Но дело даже не в том. Исследовательница словно упускает из виду, что любая инверсия может выступить как тонкое средство собственно художественной речи. Ведь инверсии употребляются в художественной прозе где они едва ли бывают "вынужденными", поскольку ритм прозы гораздо более свободен - не менее часто, чем в поэзии, в стихе.
Выдающийся филолог Г. О. Винокур писал: "Порядок слов в русском языке по большей части не создает различий, которые могли бы иметь чисто грамматическое значение. Но в поэтическом языке веселый день и день веселый, смелый воин и воин смелый, бой идет и идет бой - существенно различные синтагмы, потому что они могут быть применены для выражения различного поэтического содержания"64. И я убежден, что инверсия Заболоцкого вовсе не является "вынужденной". В ней воплотилась, напротив, совершенно свободная воля поэта, им самим созданный закон художественного построения. Это явствует из того, что в данном стихотворении имеется не одна, а целый ряд строк, организованных в этом же духе: "...Приближался апрель к середине..." (вместо: "Апрель приближался к середине..."), "Лоб его бороздила забота..." (вместо: "Его лоб бороздила забота..."), "Но упорная мысли работа..." (вместо: "Но упорная работа мысли"); особые, усложненные явления этого же рода представляют собою и строки: "Непочатого хлеба ковригу..." (вместо: "Ковригу непочатого хлеба..."), "И свободной от груза рукою..." (вместо: "И рукою, свободной от груза"), "Бил ручей, упадая с откоса..." (вместо: "Ручей бил, упадая с откоса...") и т. д.
Особенно интересно здесь заметить, что некоторые из этих инверсий явно не связаны с "требованиями размера": "Его лоб бороздила забота" или "И рукою, свободной от груза" имеют ту же ударно-слоговую структуру, что и инверсированные строки стихотворения.
Так зачем же поэт допускает эту - пусть и не очень значительную "искусственность" построения речи? Ответить на этот вопрос можно, на мой взгляд, так. Инверсия вообще двойственна. С одной стороны, она вносит элемент шероховатости, не гладкости (в крайних случаях - даже неуклюжести), в то же время для инверсии типичен налет определенной торжественности (в крайних случаях - производящей комичное впечатление), приподнятости. И я склонен думать, что Заболоцкий вполне целеустремленно вводил все эти инверсии (кстати, весьма умеренные), ибо сам смысл его стихотворения как бы включает в себя эти разные, но внутренне слитые мотивы.

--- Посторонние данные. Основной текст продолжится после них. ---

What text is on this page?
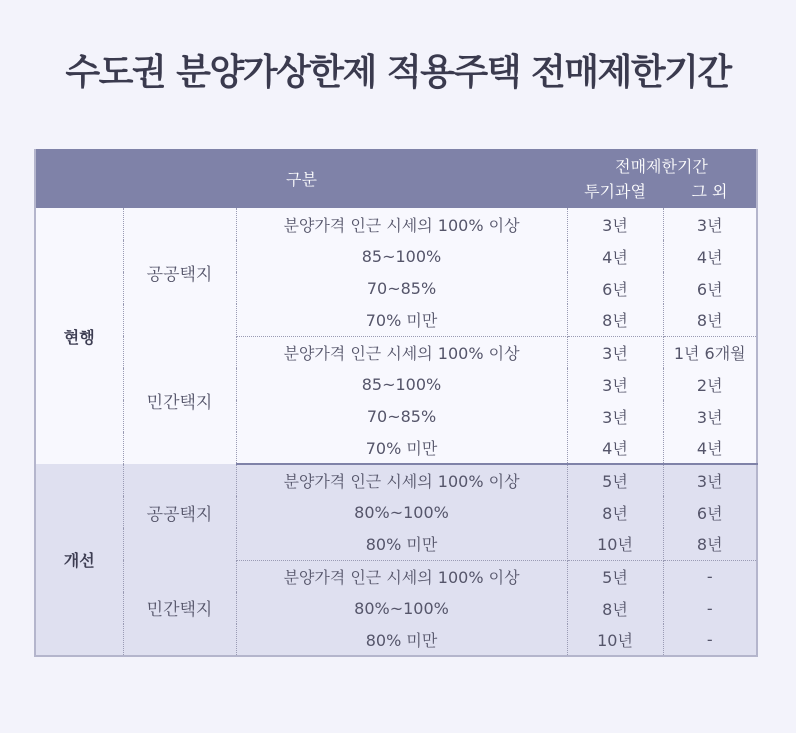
수도권 분양가상한제 적용주택 전매제한기간
구분			전매제한기간	
			투기과열	그 외
현행	공공택지	분양가격 인근 시세의 100% 이상	3년	3년
		85~100%	4년	4년
		70~85%	6년	6년
		70% 미만	8년	8년
	민간택지	분양가격 인근 시세의 100% 이상	3년	1년 6개월
		85~100%	3년	2년
		70~85%	3년	3년
		70% 미만	4년	4년
개선	공공택지	분양가격 인근 시세의 100% 이상	5년	3년
		80%~100%	8년	6년
		80% 미만	10년	8년
	민간택지	분양가격 인근 시세의 100% 이상	5년	-
		80%~100%	8년	-
		80% 미만	10년	-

Смысл этот, между прочим, хорошо определен самой И. Б. Роднянской, которая говорит о "пронизывающей" все стихотворение Заболоцкого "двойственности", о внушаемой им мысли "о скудном размахе, о скромном всевластии, о неприметной силе, о будничном празднике, о полноте, достигаемой в ущербности... Все это не провозглашено с помощью крикливых оксюморонов, а внушено, так что мы безотчетно, бессознательно и нестроптиво предаемся во власть настроения, для которого даже имени у нас еще нет" (цит. изд., с. 214-215).
Это сказано верно и точно. Но хочется все же отметить, что автор - как это чувствуется по ряду мест работы - недооценивает глубокое своеобразие поэтической речи, воспринимает ее все же как обычную речь, хотя и взаимодействующую со стихом. Поэтому И. Б. Роднянская не обратила внимание на внутреннюю закономерность той инверсии, о которой шла речь, хотя появление этой инверсии как раз подтверждает - что я и стремился показать данное исследовательницей определение общего смысла стихотворения Заболоцкого. Слияние шероховатости, не гладкости и в то же время торжественности в самом построении художественной речи как раз и участвует - конечно, совместно с иными элементами формы - в том "внушении", о котором пишет И. Б. Роднянская.